I have to confess to finding this a bit of hard work this time. There was a large tray on display of what I can only guess was fish tripe. The place didn't smell bad at all, but my asthma was playing up and somehow with all the water on the floor and that tray of offal I was thinking longingly of nice neat frozen fillets or tidy little tins. However, being a stalwart tightwad, I joined the queue and even instructed Bill to snatch up his chosen box before someone else grabbed it. The woman behind the counter identified cod, haddock and the little red gurnard.

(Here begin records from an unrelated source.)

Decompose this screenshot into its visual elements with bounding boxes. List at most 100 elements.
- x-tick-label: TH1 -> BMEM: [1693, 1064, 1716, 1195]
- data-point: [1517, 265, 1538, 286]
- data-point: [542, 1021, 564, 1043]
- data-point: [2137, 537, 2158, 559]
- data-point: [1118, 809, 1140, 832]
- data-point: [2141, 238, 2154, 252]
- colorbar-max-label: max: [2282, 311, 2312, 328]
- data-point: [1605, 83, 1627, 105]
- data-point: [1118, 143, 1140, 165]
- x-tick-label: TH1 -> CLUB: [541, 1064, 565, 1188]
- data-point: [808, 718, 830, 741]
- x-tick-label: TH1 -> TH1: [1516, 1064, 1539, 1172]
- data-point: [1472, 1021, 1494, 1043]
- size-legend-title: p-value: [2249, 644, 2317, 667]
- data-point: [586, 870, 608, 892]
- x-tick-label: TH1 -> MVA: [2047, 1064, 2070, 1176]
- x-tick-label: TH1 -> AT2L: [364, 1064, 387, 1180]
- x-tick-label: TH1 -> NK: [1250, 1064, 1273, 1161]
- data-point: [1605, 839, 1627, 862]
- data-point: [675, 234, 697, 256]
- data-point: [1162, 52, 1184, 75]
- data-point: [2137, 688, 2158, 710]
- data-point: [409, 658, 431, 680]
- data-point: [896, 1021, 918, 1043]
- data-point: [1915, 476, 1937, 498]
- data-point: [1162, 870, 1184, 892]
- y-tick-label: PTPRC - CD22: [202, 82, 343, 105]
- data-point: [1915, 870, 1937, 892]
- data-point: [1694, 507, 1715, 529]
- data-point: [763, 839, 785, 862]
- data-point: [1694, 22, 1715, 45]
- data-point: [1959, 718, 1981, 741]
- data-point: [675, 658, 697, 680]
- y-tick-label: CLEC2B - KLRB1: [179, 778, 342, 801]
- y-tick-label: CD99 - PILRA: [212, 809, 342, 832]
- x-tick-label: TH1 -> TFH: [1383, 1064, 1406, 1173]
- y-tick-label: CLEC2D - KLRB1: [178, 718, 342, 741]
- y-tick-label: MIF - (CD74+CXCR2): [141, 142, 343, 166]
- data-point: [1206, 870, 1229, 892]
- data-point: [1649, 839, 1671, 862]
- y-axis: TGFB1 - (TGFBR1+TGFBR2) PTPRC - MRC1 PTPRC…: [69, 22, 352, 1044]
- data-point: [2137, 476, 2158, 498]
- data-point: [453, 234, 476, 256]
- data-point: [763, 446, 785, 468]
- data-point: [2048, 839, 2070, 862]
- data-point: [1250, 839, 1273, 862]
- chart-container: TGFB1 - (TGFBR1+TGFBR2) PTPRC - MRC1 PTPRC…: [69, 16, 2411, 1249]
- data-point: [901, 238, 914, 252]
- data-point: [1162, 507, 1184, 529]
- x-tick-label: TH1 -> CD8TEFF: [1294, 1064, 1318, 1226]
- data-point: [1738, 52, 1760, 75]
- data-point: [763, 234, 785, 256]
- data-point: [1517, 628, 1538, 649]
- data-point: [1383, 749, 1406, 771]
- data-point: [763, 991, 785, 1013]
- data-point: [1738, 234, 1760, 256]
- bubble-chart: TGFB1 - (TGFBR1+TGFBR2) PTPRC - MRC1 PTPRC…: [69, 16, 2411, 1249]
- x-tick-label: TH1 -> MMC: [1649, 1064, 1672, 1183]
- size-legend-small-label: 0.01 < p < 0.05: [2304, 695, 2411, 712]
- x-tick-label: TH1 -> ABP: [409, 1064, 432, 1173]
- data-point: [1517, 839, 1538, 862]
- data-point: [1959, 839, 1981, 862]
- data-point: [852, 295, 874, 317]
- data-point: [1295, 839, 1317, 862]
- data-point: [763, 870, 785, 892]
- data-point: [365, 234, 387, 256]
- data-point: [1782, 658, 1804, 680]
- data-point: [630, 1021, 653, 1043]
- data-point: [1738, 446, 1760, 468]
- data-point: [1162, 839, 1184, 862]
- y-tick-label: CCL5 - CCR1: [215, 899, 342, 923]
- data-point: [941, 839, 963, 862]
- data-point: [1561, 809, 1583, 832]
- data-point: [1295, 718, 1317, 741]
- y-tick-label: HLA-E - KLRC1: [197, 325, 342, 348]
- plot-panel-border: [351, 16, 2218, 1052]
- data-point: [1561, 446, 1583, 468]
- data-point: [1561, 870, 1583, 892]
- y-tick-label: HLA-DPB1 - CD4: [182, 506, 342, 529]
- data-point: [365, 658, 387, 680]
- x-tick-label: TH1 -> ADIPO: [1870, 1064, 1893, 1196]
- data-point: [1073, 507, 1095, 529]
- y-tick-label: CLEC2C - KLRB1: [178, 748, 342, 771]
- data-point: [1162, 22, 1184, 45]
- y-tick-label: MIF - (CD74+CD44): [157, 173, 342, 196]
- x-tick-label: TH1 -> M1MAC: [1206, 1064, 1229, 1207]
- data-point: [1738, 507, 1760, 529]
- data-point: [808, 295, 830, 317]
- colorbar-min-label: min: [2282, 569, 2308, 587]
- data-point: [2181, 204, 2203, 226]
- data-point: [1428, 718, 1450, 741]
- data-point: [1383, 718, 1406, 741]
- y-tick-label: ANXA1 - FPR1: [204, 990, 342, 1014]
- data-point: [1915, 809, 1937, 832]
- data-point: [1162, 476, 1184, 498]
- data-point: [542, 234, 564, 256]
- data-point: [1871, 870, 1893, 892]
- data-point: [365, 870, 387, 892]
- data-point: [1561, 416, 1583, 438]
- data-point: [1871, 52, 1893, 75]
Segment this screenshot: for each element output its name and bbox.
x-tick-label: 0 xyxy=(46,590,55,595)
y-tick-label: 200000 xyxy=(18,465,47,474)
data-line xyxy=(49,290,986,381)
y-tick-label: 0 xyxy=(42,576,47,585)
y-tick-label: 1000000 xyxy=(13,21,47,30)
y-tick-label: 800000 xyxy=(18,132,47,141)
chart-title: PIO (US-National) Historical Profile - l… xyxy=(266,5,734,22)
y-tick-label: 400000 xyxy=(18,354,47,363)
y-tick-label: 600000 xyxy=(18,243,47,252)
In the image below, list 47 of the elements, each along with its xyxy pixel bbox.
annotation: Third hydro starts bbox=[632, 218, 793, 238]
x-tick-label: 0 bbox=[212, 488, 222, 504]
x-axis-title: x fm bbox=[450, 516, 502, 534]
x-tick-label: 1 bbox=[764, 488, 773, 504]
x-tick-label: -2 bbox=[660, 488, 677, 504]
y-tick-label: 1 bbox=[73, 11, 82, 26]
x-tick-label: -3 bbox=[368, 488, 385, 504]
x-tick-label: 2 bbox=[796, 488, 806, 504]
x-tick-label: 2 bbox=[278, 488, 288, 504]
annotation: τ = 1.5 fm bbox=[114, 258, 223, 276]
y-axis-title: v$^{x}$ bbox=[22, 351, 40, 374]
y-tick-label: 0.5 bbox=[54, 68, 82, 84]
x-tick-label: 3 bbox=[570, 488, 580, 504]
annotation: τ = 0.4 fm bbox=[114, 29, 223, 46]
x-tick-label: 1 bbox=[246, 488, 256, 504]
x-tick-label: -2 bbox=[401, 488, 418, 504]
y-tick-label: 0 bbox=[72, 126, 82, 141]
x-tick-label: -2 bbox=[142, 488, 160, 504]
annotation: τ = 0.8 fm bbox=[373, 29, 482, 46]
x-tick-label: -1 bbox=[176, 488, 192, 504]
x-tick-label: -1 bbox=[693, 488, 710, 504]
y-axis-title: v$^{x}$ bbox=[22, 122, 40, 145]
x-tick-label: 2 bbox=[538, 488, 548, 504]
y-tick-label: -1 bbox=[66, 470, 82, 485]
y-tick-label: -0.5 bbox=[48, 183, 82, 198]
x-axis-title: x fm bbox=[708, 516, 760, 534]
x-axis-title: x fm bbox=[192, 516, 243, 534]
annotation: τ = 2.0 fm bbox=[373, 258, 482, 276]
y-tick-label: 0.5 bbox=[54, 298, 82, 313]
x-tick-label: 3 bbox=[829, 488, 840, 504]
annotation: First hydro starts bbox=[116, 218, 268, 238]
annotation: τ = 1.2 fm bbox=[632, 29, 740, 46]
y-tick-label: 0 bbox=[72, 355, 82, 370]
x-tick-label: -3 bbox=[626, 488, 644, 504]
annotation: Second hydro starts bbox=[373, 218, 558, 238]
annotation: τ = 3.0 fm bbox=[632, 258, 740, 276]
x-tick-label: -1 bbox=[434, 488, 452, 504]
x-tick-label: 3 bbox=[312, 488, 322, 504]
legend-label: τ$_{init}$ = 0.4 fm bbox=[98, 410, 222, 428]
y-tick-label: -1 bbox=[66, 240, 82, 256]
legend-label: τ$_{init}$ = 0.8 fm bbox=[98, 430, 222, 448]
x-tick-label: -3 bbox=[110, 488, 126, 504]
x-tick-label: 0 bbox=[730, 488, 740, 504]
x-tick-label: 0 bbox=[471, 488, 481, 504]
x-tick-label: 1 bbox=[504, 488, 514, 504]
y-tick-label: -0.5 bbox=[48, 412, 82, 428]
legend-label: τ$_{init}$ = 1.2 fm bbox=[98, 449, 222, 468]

I was thinking this was un-processed fish, like the sign said. As we walked home along the prom there were swarms of birds: seagulls, herring gulls and rooks. I wondered if they would swoop down on the bag Bill was carrying but apparently they had easier sources from the cars full of folks eating fish and chips. When we got home I put on my rubber gloves and took up a knife, mentally girding myself to gut each of the fish. It's been years since I did this, but it must be rather like riding a bicycle. As it turned out all but the small gurnard were already gutted, so I just did that one which was easy enough once started. I'd never seen one of these before. It reminded me of a small dragon with all the red spiny bits; his mouth was nearly like a bird's bill, a funny creature it was.
I weighed up the fish and it came to 4.8 kg or 10.6 pounds; less than 50p per pound. Sure, some of that is in the heads and bones and I'm afraid I'm going to waste the opportunity to make fish stock as it's completely out of my comfort zone to even consider what I might use it for. I'm from Oklahoma, remember, I didn't grow up with a fishstock heritage. I bagged three of the fish large separately, and put the smallest cod/haddock in with the gurnard. That's four fish meals for future.
We'll both have a fine meal off that single large fish and for about the same price as a tin of tuna. You can't say fairer than that.